By Stephen Paskoff
Mar. 5, 2015
I had breakfast recently with a longtime friend and colleague, Al Capristo, who is the executive vice president and chief administrative officer for STP Nuclear Operating Co. in Texas.
Al’s passion is leading safe, efficient, nuclear power operations; for a long time, he has been a champion of making sure that employees at all levels feel comfortable and willing to raise safety and other concerns. What he told me gave me an insight that applies to any workplace.
In the nuclear power world, it’s critical to plan for remote contingencies whose odds may be less than 1 in 10 million. If most of us make serious mistakes at work, it may cost some money, damage a client relationship, or cause workplace injuries or even deaths. And we may find ourselves unemployed. Surely, these are bad outcomes. But in the nuclear world, errors can destroy a plant and surrounding communities leading to immediate and long-lasting health and environmental damage.

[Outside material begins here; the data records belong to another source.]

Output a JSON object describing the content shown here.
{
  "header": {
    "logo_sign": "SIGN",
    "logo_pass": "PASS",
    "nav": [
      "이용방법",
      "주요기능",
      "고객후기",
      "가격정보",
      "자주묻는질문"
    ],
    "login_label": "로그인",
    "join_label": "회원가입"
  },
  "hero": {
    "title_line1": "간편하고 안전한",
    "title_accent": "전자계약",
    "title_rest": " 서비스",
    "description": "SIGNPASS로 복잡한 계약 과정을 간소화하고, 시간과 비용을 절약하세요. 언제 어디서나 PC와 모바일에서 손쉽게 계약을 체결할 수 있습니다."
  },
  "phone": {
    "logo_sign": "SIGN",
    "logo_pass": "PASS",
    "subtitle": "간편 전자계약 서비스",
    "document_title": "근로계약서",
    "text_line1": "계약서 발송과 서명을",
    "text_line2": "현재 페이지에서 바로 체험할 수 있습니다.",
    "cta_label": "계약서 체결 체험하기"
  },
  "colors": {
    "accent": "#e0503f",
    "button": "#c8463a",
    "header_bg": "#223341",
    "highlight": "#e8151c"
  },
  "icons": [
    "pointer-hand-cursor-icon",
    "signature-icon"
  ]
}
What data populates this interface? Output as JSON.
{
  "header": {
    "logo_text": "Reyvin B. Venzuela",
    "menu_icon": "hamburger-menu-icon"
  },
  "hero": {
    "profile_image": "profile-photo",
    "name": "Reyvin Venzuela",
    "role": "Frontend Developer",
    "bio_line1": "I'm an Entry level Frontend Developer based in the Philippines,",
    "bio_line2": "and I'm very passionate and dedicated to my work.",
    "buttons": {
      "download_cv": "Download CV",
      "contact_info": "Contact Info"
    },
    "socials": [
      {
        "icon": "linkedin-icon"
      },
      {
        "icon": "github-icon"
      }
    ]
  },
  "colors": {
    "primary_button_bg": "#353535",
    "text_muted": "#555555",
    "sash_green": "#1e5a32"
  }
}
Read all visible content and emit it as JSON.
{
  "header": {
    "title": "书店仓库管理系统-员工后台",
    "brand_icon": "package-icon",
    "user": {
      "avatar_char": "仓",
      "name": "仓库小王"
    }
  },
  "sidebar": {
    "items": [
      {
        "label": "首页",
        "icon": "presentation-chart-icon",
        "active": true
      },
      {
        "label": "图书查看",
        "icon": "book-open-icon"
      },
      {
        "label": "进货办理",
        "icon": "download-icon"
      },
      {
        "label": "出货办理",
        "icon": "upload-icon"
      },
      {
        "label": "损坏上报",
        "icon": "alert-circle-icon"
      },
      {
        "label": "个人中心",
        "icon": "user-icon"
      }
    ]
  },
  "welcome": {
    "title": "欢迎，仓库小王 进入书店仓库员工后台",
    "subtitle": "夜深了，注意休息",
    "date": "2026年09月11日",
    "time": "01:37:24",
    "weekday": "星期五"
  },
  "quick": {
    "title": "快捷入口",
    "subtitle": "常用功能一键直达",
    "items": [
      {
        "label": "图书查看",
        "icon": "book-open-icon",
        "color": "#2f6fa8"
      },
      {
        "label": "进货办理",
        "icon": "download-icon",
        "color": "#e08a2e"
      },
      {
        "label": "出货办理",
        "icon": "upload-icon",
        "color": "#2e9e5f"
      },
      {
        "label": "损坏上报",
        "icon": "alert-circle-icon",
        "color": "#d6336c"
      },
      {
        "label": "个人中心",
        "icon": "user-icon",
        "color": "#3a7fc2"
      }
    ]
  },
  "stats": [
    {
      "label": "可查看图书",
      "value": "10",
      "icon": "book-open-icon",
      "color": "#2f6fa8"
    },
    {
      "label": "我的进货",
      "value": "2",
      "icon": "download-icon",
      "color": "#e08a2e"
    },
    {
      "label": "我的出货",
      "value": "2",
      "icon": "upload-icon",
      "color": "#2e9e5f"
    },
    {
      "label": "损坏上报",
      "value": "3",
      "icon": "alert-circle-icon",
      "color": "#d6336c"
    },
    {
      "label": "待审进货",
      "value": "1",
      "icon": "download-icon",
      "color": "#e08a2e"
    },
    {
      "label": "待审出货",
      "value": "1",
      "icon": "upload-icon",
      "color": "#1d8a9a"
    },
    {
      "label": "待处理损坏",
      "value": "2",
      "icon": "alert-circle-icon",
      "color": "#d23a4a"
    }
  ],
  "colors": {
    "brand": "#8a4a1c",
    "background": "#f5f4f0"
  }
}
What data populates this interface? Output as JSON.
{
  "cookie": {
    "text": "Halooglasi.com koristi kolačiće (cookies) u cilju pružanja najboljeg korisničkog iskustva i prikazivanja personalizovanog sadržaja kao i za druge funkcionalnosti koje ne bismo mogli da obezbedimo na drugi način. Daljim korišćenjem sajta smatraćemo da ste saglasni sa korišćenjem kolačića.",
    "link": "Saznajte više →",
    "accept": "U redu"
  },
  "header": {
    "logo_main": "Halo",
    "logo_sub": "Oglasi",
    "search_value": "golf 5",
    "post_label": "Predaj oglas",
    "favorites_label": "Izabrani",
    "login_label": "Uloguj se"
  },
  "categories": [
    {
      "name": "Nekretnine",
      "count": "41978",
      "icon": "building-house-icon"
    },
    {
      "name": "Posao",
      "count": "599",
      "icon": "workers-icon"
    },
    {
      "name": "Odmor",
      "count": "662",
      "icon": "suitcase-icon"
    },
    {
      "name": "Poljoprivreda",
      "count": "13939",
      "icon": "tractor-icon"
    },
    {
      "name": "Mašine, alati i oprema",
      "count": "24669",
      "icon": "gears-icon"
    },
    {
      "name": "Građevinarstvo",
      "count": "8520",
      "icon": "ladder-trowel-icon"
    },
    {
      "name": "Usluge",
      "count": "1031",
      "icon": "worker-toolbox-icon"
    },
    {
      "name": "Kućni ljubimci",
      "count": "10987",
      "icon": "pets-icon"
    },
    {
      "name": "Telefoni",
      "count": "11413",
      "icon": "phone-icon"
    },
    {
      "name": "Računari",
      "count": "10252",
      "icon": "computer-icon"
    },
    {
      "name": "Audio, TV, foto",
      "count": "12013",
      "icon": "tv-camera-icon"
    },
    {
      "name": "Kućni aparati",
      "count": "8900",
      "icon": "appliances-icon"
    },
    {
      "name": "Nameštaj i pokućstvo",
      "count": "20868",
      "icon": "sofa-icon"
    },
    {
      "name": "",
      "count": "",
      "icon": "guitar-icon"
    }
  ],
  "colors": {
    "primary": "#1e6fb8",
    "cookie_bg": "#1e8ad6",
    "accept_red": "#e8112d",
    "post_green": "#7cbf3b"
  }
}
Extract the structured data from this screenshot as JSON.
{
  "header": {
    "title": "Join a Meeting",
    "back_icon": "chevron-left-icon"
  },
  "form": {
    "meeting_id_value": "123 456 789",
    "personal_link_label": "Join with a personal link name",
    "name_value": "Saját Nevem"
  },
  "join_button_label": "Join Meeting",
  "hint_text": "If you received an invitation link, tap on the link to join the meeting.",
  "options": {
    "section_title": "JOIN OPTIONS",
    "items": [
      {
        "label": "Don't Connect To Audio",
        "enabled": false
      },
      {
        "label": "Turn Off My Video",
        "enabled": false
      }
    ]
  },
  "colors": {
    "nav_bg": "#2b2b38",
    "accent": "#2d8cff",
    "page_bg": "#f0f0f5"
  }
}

Plants simulate a wide range of catastrophes and operational responses to guard against catastrophic events that likely will not occur. Contingencies range from natural events including tidal waves, floods and earthquakes to manmade disasters such as terrorists flying aircraft into containment vessels. To add to this complexity, safety experts have to plan for the remote unlikelihood that two such unrelated events could occur at the same time. The industry demands that plants implement multiple processes, check points, required safety systems, investigative systems tests and simulations.
Each day, plant leaders deal with challenging variables and priorities that include keeping production moving, adhering to regulations and being on the lookout for remote contingencies. They face an extreme version of what most of us go through in our daily work lives. So how do they make the right decisions in such a complex environment?
Here’s what Al said that will stay with me. He had worked with an outstanding nuclear plant operator who had pondered the same question. This leader told Al that he makes every decision in his plant by asking himself if he’s being “loyal to the core.” In this case, the “core” means the reactor’s key component, which must be protected, safeguarded and maintained at all costs. The core is always the first imperative.
No doubt a nuclear power plant is an unusual industrial setting. Yet, no matter what we do, we need to have a focus that goes to the “core” of our organization’s health and driving purposes. These are based on each organization’s values and mission. When we face tough decisions including dealing with people issues where emotion, long-term working ties and immediate needs may hinder us from making hard but proper choices, we need to ask: “Are we loyal to our core?”
This means that we look at business issues first from that point of view, and second by other business priorities. Being “loyal to the core” should be the watchword for our entire responsibility to our enterprises. That’s a more powerful enduring focus than any slue of regulations and procedures sometimes driven by rote rather than reason.